How Do Technicians Get Rid of a Computer Virus?
A computer virus can severely damage your computer and cause it to crash and become unable to use. When a problem is too complicated or too severe for you to handle you most likely consider taking your system to a computer specialist. They will charge you a fee to look over your computer, determine the virus threat and remove it if at all possible. This article will show you what the technician does in order to find a virus and to eliminate it.
Locating the Virus
These viruses can be found in a number of areas on your computer and it is the job of the technician to find them and then determine how to remove them. The first step a technician takes is to run a virus scanner. They will either run this scan while your computer is in safe mode but many will run a scanner during the booting procedure of the computer. They will use a scanner like McAfee or Norton. There are many free virus scanners that you can download but they do not update their virus removal databases regularly and often do not look in all of the right areas of the computer system. Running a scan during the boot process will show the technician if a virus is located in the memory and other sensitive areas of the computer's architecture. Most software cannot look in these areas while the computer has completed its start up routine.
Virus Sterilization
Depending on the type of virus found on the system the technician will be able to delete it from your hard drive. Essentially, this is a virus that was downloaded and exists as a program of some sort.

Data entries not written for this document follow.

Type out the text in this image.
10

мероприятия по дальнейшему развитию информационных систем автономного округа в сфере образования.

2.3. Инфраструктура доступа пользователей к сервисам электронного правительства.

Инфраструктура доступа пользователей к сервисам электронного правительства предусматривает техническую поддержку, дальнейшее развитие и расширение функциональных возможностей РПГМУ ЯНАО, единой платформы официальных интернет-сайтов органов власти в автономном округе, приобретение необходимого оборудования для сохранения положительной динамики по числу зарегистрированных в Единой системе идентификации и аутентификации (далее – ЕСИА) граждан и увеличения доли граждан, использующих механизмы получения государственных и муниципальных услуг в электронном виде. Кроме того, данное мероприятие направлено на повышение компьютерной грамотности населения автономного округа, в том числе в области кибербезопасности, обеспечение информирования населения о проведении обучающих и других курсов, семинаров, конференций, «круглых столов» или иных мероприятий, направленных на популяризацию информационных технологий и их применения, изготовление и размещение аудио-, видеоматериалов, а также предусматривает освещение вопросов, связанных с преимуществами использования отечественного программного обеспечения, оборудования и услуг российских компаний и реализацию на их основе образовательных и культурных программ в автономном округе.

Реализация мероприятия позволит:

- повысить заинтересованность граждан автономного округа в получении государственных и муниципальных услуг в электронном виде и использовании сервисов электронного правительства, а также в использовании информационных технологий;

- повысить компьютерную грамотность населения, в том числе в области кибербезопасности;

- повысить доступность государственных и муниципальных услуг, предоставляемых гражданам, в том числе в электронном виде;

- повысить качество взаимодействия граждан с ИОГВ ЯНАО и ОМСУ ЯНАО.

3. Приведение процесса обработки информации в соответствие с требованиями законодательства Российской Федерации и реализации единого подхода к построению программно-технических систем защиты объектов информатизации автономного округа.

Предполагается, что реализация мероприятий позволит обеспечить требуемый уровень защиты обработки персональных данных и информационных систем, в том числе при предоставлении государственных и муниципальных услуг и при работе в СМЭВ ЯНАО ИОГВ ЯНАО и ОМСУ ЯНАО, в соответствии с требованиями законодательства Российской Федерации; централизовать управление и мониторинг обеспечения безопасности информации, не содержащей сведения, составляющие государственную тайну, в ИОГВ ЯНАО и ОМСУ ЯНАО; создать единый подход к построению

Many will call these "malware" and they generally cause tracking cookies to be added to your computer or have pop-ups appeared while you are on the Internet. In some cases, the technician will have to remove the virus from several different areas including your mail program directory.
Quarantine
Some viruses are pretty well embedded in your system's architecture and deleting them would damage the computer. This usually happens when a virus attaches itself to another program. Instead of deleting the virus it can be moved or quarantined. It still remains on your computer but is placed in a section that is not accessed by any running applications or processes.
Restoration
Computers always come with several discs which are your restore set. The disc is placed in the CD-Rom drive and the computer is restarted. It reads the disc and will restore the computer to the way it was when you first started it. If this is the route your technician has to take, make sure they can determine which programs will be lost and if they can save them. Make sure you have the discs just in case.
Full Wipe
This involves fully formatting the hard drive and reinstalling the operating system from scratch. A boot virus scan will be run to make sure no viruses are hidden in the memory or the boot sector of the hard drive.